What Exactly Has Gone Wrong at Zipcar – and the UK Vehicle-Sharing Sector Finished?

The volunteer food project in Rotherhithe has provided a large number of cooked meals weekly for the past two years to elderly residents and vulnerable locals in southeast London. Yet, the group's plans have been thrown into disarray by the announcement that they will lose cars and vans on New Year’s Day.

This organization depended on Zipcar, the car-sharing company that customers to access its cars via smartphone. The company sent shockwaves across London when it declared it would cease its UK business from 1 January.

It will mean many volunteers will be unable to pick up supplies from a major food charity, which gathers surplus food from supermarkets, cafes and restaurants. Other options are less convenient, more expensive, or do not offer the same convenient access.

“The impact will be massively,” stated Vimal Pandya, the project's founder. “My team and I are worried about the operational hurdle we will face. A lot of people like ours will face difficulties.”

“Knowing the reality, everyone is concerned and thinking: ‘How are we going to carry on?”

A Major Blow for Urban Car-Sharing

The community kitchen’s drivers are part of more than half a million people in London who were car club members, now potentially left without easy use to vehicles, avoiding the burden and cost of ownership. Most of those members were likely with Zipcar, which held a dominant position in the city.

This shutdown, subject to consultation with employees, is a serious setback to hopes that vehicle clubs in urban areas could reduce the need for owning a car. However, some experts have noted that Zipcar’s exit need not spell the end for the concept in Britain.

The Promise of Car Sharing

Shared vehicle use is prized by city planners and environmentalists as a way of mitigating the problems linked to vehicle ownership. Most cars sit as two-tonne dead weights on the side of the road for 95% of the time, occupying parking. They also involve large carbon emissions to produce, and people who do not own cars tend to use active travel and take transit more. That helps urban areas – easing congestion and pollution – and boosts people’s health through increased activity.

Understanding the Decline

The company started in 2000 before being bought by the US car rental group Avis Budget in 2013. Zipcar’s UK revenues barely registered compared with its owner's overall annual revenue, and a loss that reached £11.7m in 2024 gave no reason to continue.

Avis Budget has said the closure is part of a “wider restructuring across our international business, where we are taking deliberate steps to simplify processes, enhance profitability”.

Zipcar’s most recent accounts noted revenues had fallen as drivers took fewer and shorter trips. “This trend reflect the ongoing impact of the cost-of-living crisis, which is dampening demand for non-essential services,” it said.

London's Unique Challenges

Yet, several experts noted that London has specific problems that made it much harder for the company and its rivals to succeed.
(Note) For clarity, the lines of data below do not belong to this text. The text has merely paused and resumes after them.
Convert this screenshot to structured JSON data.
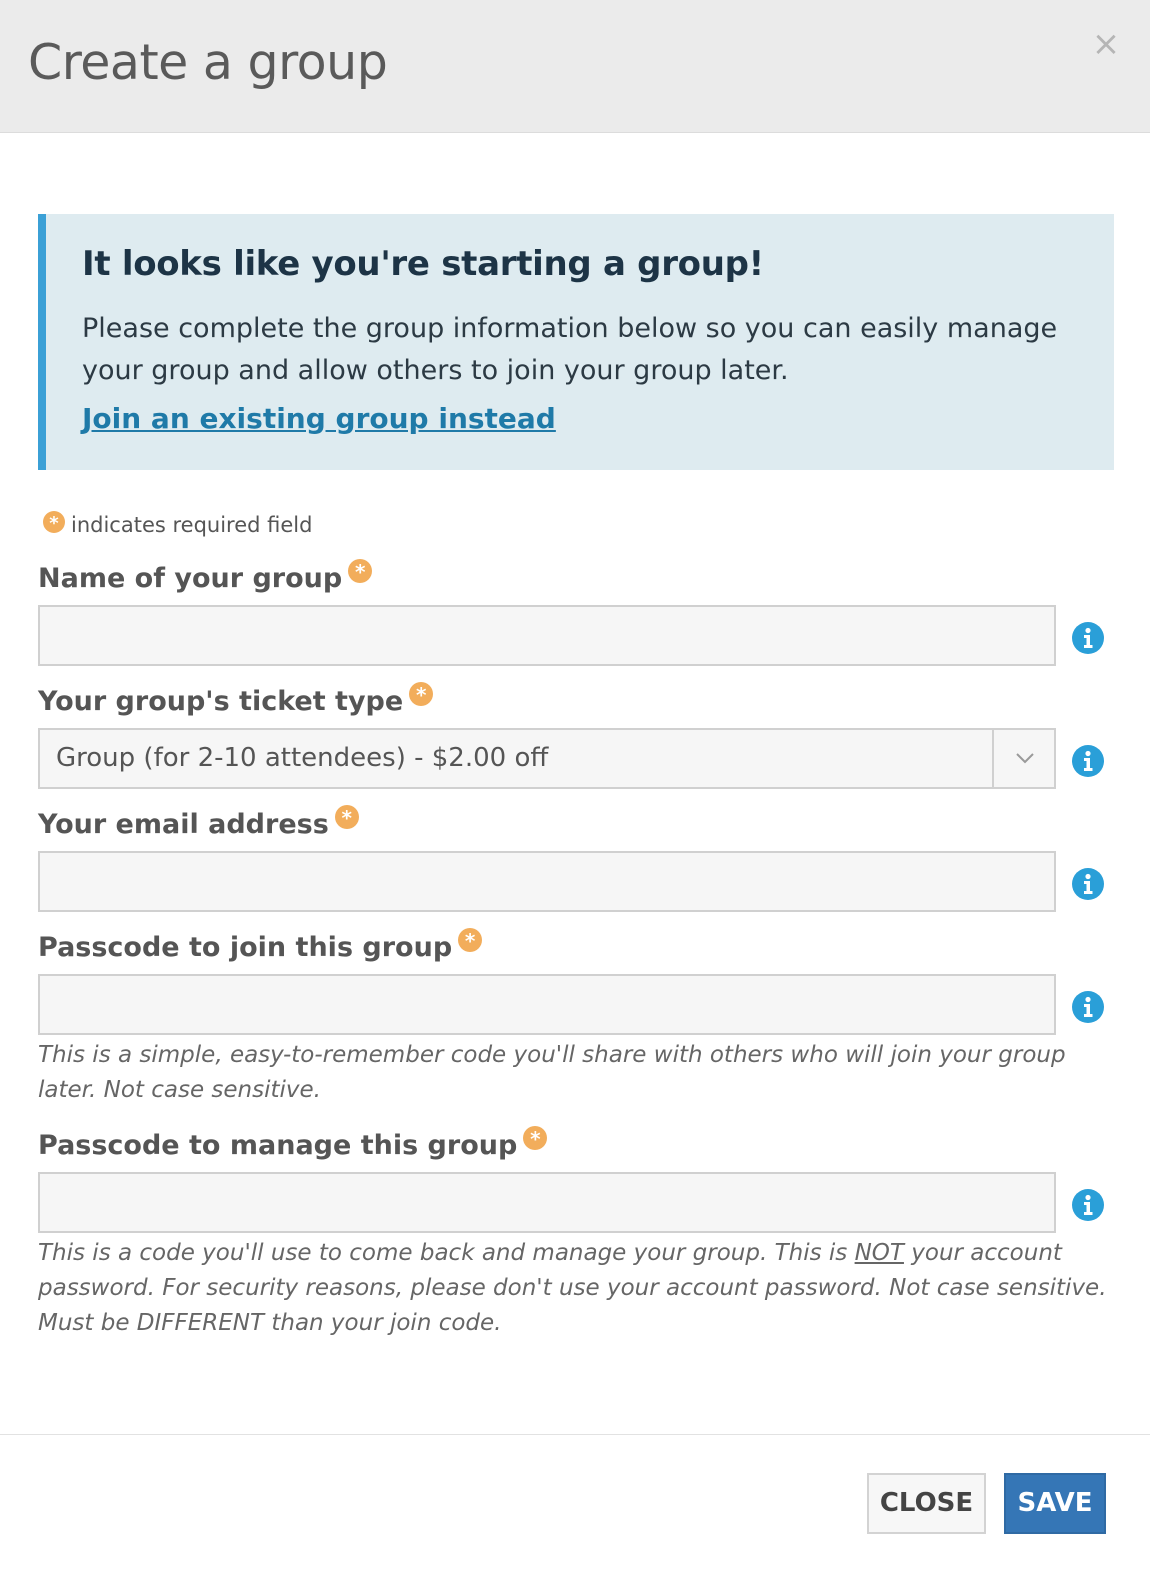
{
  "modal": {
    "title": "Create a group",
    "close_icon": "×"
  },
  "callout": {
    "title": "It looks like you're starting a group!",
    "body": "Please complete the group information below so you can easily manage your group and allow others to join your group later.",
    "link": "Join an existing group instead"
  },
  "required_note": {
    "badge": "*",
    "text": "indicates required field"
  },
  "fields": [
    {
      "label": "Name of your group",
      "value": "",
      "placeholder": ""
    },
    {
      "label": "Your group's ticket type",
      "value": "Group (for 2-10 attendees) - $2.00 off"
    },
    {
      "label": "Your email address",
      "value": "",
      "placeholder": ""
    },
    {
      "label": "Passcode to join this group",
      "value": "",
      "placeholder": "",
      "help": "This is a simple, easy-to-remember code you'll share with others who will join your group later. Not case sensitive."
    },
    {
      "label": "Passcode to manage this group",
      "value": "",
      "placeholder": "",
      "help_pre": "This is a code you'll use to come back and manage your group. This is ",
      "help_emphasis": "NOT",
      "help_post": " your account password. For security reasons, please don't use your account password. Not case sensitive. Must be DIFFERENT than your join code."
    }
  ],
  "footer": {
    "close_label": "CLOSE",
    "save_label": "SAVE"
  },
  "colors": {
    "header_bg": "#ebebeb",
    "callout_bg": "#deebf0",
    "callout_border": "#3ba0d6",
    "link": "#1f7aa8",
    "required_badge": "#f2ad5b",
    "info_icon": "#2a9fd8",
    "primary_button": "#3576b6"
  },
  "icons": {
    "close": "close-icon",
    "info": "info-icon",
    "required": "asterisk-icon",
    "select_arrow": "chevron-down-icon"
  }
}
  • Patchwork Policies: With numerous local councils, car-club operators face a mosaic of different procedures and prices that complicate operations.
  • New Costs: The closure coincides with electric cars start paying London’s congestion charge, adding unavoidable costs.
  • Unequal Parking Fees: Locals in some boroughs pay just £63 for a year’s electric car parking permit. A similar shared vehicle would pay over £1,100 per year, creating a significant barrier.

“Our fees should be one-twentieth of a resident’s permit,” said Robert Schopen of Co Wheels. “We’re taking cars off the street. We introduce cleaner models in their place.”

A European Example

Other European countries offer models for London to follow. Germany introduced national shared mobility laws in 2017, providing a unified system for parking, support and waivers. Now, the country has several shared cars per 10,000 people, while France has 2.1 and Belgium has 6.3. The UK lags behind at 0.7.

“What we see is that car sharing around the world, particularly on the continent, is growing,” said Bharath Devanathan of Invers.

Devanathan said authorities should start to view vehicle clubs as a form of mass transit, and link it with train and bus stations. He added that one unnamed client was already seriously considering entering the London market: “There will be fill this gap.”

What Comes Next?

Other players can be split into two camps:

  1. Fleet Operators: Which maintain their own cars. Examples Denmark’s GreenMobility, France’s Free2Move, and Germany’s Miles Mobility.
  2. Person-to-Person Rentals: Which allow users to rent out their own vehicles via an app – similar to Airbnb for cars. Players include Britain’s Hiyacar and the US’s Getaround and Turo.

One company, a US-headquartered peer-to-peer platform, is assessing the UK gap. Rory Brimmer, its UK managing director, said there was a “significant chance” to win more users. “There is a void that is going to need to be filled, because London still needs to move,” Brimmer said.

However, it could take some time for other players to build momentum. For now, more people may choose to buy cars, and many across London will be without a convenient option.

For the volunteers in Rotherhithe, the coming weeks will be a scramble to find a way. The logistical challenge caused by Zipcar’s exit highlights the wider implications of its departure on community groups and the prospects of shared mobility in the UK.

Kristine Jackson
Kristine Jackson

A seasoned gambling analyst with over a decade of experience in the UK betting industry, focusing on trends and player safety.